Losier told in the Q&A at Cinema Massimo, that she met the luchador in 2012 in Los Angeles, where the filmmaker was presenting his precedent movie, The Ballad of Genesis and Lady Jaye. Invited at an event from the lucha libre cabaret, she discovered a world almost unknown in Europe and she met Cassandro. Cassandro was such an interesting person that she decided to put aside a project on a Canadian music, Peaches.
This meeting took to a project, carried out for almost six years, of which a year and a half was dedicated to the editing of the impressive quantity of material collected. Losier has indeed followed Cassandro for a long time with a 16mm camera, becoming his friend and earning his trust: the result is a close, organic and visually wonderful documentary on a real fighter.

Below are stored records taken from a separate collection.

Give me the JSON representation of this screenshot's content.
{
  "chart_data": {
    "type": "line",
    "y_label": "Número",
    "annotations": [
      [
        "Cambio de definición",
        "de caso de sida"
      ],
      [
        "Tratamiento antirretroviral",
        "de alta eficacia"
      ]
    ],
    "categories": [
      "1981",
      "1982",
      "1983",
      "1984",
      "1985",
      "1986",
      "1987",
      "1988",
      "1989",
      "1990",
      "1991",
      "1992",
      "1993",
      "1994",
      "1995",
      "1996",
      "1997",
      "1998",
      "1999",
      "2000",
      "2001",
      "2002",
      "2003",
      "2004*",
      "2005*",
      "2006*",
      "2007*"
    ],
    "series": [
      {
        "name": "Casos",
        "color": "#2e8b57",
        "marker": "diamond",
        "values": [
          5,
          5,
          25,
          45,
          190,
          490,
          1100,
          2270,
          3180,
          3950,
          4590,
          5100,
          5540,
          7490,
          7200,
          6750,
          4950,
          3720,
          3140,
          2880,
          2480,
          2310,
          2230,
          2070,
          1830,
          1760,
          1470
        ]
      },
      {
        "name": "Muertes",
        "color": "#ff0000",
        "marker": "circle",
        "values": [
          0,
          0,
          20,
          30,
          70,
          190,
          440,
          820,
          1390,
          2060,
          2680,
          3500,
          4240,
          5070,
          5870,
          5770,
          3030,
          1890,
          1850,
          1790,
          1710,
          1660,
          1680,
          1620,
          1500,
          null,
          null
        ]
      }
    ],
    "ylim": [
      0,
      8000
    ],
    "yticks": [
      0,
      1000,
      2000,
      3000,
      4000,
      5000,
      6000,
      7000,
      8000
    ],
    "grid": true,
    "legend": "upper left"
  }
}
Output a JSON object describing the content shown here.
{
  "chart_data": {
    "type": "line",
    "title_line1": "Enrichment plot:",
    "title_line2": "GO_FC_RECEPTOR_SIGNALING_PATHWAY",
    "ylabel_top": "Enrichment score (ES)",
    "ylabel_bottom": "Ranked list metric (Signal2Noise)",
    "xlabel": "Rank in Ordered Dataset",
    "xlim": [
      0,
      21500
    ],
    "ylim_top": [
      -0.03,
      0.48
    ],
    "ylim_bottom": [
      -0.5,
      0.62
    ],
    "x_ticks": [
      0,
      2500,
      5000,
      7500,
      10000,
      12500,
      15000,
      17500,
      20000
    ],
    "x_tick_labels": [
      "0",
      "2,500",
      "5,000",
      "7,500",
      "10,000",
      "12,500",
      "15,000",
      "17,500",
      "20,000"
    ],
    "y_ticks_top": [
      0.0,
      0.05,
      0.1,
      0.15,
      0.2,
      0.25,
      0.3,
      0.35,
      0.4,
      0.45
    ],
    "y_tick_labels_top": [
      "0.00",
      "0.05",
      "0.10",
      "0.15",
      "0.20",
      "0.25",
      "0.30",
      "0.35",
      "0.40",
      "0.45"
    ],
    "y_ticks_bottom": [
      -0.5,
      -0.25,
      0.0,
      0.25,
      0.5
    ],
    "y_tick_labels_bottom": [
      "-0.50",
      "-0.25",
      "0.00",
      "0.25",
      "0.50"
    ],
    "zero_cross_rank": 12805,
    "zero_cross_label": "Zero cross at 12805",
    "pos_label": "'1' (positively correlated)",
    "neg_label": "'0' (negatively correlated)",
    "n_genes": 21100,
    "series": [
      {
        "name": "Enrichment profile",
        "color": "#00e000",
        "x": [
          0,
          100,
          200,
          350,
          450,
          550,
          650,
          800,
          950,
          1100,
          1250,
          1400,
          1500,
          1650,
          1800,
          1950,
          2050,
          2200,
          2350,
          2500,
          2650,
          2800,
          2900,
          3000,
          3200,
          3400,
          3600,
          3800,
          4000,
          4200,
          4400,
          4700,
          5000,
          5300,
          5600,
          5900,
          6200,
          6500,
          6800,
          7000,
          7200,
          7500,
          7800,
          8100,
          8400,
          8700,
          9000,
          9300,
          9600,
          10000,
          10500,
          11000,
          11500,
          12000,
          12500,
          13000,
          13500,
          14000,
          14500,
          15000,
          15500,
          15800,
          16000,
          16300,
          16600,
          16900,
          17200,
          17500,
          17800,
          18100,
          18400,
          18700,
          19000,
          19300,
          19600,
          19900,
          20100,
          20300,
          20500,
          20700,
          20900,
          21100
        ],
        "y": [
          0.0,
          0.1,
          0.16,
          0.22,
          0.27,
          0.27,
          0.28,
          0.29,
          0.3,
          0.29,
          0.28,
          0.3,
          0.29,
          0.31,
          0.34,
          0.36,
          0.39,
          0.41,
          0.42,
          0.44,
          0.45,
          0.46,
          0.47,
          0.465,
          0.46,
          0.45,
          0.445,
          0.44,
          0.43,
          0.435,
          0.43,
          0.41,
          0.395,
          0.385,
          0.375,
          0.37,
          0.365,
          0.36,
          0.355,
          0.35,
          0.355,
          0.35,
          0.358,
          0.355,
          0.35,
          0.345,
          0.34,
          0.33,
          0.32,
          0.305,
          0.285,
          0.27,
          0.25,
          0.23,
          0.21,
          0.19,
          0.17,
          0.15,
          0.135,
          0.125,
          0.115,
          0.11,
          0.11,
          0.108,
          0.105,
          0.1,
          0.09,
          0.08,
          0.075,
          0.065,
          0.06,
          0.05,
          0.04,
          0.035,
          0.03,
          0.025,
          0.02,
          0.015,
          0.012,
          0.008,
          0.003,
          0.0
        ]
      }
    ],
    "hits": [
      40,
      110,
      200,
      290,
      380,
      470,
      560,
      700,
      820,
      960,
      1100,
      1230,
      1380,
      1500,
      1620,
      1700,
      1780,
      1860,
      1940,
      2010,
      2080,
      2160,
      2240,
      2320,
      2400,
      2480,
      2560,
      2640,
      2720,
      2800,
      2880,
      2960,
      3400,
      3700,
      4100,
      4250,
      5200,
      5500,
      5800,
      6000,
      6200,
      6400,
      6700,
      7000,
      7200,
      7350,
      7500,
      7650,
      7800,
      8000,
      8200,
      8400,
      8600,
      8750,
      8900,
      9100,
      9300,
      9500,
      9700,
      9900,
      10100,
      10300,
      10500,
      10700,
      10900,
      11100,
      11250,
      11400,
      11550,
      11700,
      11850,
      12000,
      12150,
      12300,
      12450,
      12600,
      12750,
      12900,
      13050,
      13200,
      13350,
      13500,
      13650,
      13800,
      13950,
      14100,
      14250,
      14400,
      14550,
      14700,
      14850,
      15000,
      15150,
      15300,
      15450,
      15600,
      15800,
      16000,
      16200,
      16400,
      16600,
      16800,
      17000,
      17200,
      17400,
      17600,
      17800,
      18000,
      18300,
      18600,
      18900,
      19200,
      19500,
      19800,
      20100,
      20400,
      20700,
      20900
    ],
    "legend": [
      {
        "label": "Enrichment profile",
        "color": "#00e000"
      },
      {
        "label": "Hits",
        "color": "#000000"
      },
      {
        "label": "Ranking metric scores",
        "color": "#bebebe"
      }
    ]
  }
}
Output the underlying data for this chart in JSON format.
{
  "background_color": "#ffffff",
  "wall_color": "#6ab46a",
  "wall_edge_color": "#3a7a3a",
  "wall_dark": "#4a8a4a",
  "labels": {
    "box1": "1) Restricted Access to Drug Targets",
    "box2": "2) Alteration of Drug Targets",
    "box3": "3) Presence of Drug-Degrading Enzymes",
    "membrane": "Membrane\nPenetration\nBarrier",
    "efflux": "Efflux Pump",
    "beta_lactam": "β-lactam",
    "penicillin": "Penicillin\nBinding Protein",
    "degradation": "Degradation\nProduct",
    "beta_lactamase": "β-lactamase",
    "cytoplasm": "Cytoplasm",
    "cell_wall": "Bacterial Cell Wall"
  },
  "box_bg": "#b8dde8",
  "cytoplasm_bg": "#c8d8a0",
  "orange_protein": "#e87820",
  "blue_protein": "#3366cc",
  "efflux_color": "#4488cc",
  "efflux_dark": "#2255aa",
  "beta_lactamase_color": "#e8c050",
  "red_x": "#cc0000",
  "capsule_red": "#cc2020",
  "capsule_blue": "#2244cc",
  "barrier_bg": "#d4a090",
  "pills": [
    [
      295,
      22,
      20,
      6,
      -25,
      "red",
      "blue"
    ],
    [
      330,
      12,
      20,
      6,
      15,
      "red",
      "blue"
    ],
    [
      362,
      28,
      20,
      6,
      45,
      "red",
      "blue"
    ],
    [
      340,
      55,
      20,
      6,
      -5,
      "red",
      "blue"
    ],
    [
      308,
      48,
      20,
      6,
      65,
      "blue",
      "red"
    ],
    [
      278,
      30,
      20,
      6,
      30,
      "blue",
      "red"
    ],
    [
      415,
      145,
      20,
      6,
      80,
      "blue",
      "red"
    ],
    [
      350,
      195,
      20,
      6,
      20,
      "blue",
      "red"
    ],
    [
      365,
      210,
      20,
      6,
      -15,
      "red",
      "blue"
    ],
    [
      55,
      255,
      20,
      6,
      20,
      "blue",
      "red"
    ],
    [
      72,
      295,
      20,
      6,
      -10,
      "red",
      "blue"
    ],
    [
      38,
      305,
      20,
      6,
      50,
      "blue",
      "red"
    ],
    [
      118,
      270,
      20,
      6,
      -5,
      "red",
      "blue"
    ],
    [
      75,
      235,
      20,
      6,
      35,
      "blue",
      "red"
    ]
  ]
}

Cassandro is the ring’s name of Saúl Armendariz, a frontiersman, born and raised in El Paso in a family from Juárez, which performs claiming the exotico title. The exoticos are luchadores which until the end of the 1940s perform by re-enacting homosexual stereotypes, despite not being gay. Cassandro is, on the other hand, proudly and openly homosexual, and unfortunately this meant and still means, having to face much animosity. Despite that, his attitude has always been incredibly combative. Losier follows Cassandro in an extremely delicate period of his carrier, in which his health keeps him from fighting without heinous sorrows and his sobriety, preserved for ten years, starts shaking.
Losier was reportedly impressed by the coexistence, in Cassandro, of sweetness and of a disruptive violence typic of the luchadores. This aspect is shown in the movie thanks to two iconographic registers: heartbreakingly delicate and beautiful images, in which emerges Losier’s pictorial sensibility. The director declared her intention of deliberately creating some tableaux vivants – along with the harsh images of lucha libre matches, dangerous and very difficult to capture, especially with a 16mms camera. Rapid shots follow other ones at a rapid pace, to represent the apparently conflicting elements which live in Cassandro. This man is deeply Catholic, but he also practices the ancient Mesoamerican rituals of his people; he mixes the Mexican folklore with the drag queen’s glamour, he is full of energy but leans towards serious depression periods.
The presence of the filmmaker in the movie is also an important characteristic: Losier declared that she tried to cut herself out of the movie by removing her voice, but at the end she decided not to. Cassandro would have resulted in an awfully alone character, and the filmmaker has therefore preserved her interventions in the movie along with genuine Skype calls with Cassandro.
The movie has given Cassandro the energy to move forward and brought back his fame in Messico: it is amazing how much the cinema can impact people’s lives.